158 Mich. 209 | Mich. | 1909

Montgomery, J.

This is an appeal from an order overruling a demurrer to complainant’s bill. The complainant is executor of the last will and testament of John B. Sutton, deceased, and in that capacity claims title to 130 *210acres of land, of which John B. Sutton was the owner at one time during his lifetime. The bill alleges that, after the death of John B. Sutton, his widow, Louisa A. Sutton, caused to be recorded in the office of the register of deeds a warranty deed from John B. Sutton to her of the land described in the bill, and that on the 10th of April, 1907, she conveyed by warranty deed the premises described in the bill to John B. Macomber, the defendant in the suit. The bill further alleges that the deed to Mrs. Sutton was never delivered, and that by its terms it was not to become operative until the death of John B. Sutton, and was in legal effect an attempted testamentary disposition of property, and was revoked by a later will. The bill also alleges that these conveyances constitute a cloud upon the title of complainant, but there is no averment that the complainant is in possession of the land described in the bill, either actually or constructively, or that the defendant is out of possession. The bill alleges that the defendant was the tenant of Louisa A. Sutton on the premises after the death of John B. Sutton and until the death of Louisa A. Sutton, who died on the 11th of January, 1908, and that at the time of the death of John B. Sutton the personal property on said premises belonged to John B. Sutton and John B. Macomber in equal shares, and that, by the terms of the will of John B. Sutton, Louisa A. Sutton became entitled to the use of the interest of his estate in said personal property for and during her natural life, but said John B. Macomber now claims that said Louisa A. Sutton sold the one-half interest in said personal property to him, and now claims to own the whole of said personal property by reason of a bill of sale of the one-half interest given to him by the said Louisa A. Sutton. The bill prays that the cloud upon complainant’s title be removed, and also prays that the defendant account for one-half of the personal property on the farm at the death of Louisa A. Sutton.

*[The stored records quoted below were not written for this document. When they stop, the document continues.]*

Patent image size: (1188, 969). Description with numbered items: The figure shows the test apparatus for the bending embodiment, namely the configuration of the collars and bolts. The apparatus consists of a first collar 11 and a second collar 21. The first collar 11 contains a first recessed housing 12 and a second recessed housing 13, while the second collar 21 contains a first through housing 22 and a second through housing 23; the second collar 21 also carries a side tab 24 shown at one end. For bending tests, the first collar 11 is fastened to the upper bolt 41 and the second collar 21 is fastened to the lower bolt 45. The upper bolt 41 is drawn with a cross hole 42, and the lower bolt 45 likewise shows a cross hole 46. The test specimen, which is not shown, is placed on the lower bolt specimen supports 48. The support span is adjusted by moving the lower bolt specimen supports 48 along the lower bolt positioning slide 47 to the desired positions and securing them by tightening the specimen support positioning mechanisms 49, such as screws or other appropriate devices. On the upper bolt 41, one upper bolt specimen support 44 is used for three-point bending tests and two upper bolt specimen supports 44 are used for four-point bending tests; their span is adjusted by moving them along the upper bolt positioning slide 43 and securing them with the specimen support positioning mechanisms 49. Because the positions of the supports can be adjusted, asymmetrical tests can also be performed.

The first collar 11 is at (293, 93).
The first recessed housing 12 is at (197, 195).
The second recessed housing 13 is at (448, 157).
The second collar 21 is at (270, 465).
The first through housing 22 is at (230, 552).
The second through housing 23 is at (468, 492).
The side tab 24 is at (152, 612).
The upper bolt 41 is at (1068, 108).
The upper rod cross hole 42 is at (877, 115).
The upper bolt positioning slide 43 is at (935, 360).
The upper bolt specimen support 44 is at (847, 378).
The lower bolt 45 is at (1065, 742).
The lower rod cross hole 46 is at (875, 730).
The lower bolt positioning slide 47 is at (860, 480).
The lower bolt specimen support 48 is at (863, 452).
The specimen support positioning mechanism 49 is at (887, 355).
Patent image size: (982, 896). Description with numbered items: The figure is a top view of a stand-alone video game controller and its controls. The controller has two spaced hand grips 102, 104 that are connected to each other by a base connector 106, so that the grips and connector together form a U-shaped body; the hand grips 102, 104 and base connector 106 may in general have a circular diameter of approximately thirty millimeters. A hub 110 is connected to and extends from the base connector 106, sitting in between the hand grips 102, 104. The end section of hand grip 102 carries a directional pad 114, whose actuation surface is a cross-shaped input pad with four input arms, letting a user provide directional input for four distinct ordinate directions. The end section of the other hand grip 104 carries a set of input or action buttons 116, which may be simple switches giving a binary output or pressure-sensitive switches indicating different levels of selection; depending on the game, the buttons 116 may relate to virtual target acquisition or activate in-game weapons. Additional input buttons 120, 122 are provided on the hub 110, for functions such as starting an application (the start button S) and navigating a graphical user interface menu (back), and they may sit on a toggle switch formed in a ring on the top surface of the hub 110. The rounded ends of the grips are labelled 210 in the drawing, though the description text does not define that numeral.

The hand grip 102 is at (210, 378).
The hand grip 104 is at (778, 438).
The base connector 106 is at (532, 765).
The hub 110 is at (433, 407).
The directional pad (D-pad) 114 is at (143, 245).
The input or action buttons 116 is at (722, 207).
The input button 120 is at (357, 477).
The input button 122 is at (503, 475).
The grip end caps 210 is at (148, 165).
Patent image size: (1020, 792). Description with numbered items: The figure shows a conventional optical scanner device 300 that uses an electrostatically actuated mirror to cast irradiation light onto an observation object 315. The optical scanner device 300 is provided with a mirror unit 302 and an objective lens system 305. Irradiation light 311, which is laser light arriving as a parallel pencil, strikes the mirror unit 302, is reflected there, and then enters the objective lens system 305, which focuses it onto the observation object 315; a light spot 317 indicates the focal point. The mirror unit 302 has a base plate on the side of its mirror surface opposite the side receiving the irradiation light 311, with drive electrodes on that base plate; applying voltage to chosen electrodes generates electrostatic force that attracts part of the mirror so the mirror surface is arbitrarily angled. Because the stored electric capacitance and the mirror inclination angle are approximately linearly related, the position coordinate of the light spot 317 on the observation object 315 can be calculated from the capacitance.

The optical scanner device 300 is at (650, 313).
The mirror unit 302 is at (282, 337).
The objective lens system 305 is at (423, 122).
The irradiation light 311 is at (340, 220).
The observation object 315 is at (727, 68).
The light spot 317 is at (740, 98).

We are constrained to hold that the court was in error in overruling the demurrer. The bill is essentially a bill *211to quiet title to real estate, and to maintain such a bill under the statute (1 Comp. Laws, § 448) it is essential to aver that complainant is in possession or that the defendant is not in possession. See Seymour v. Rood, 121 Mich. 173 (79 N. W. 1100); Chandler v. Graham, 123 Mich. 327 (82 N. W. 814); Crosby v. Hutchinson, 126 Mich. 56 (85 N. W. 355).

It is conceded that this is the general rule; but it is urged that, whereas in this case the question of right depends upon the construction of a deed and there is no occasion for the intervention of a jury, it is immaterial whether the judge is sitting on the law or chancery side of the court, and in such case an exception should be in-grafted on the rule stated in the cases cited. We think it far better that the practice should he adhered to, and that the title to real estate should not be left to be tried in equity where the remedy of ejectment is open, unless the case is distinctly brought under some other head of equity jurisprudence. In this case no charge of fraud appears in the bill, and there is no reason for departing from the rule on that ground.

It is urged in this court that, as an accounting as to the personal property is asked, equity would obtain jurisdiction for that purpose. As the bill is framed, there is nothing to indicate that the title or interest of the executor is other than an undivided one-half interest in the personal property. There is no averment of any uncertainty as to what this property consists of, and no suggestion in the bill that there has been any depreciation of property to be taken into account. We see no reason, therefore, why the rights of the parties as to the personal property may not be tried at law. Nor does the bill allege that there has been any demand for any accounting. We think the case is clearly one of mistaken remedy.

The decree will be reversed, with costs of both courts, and the case remanded.

Grant, Ostrander, Hooker, and Moore, JJ., concurred.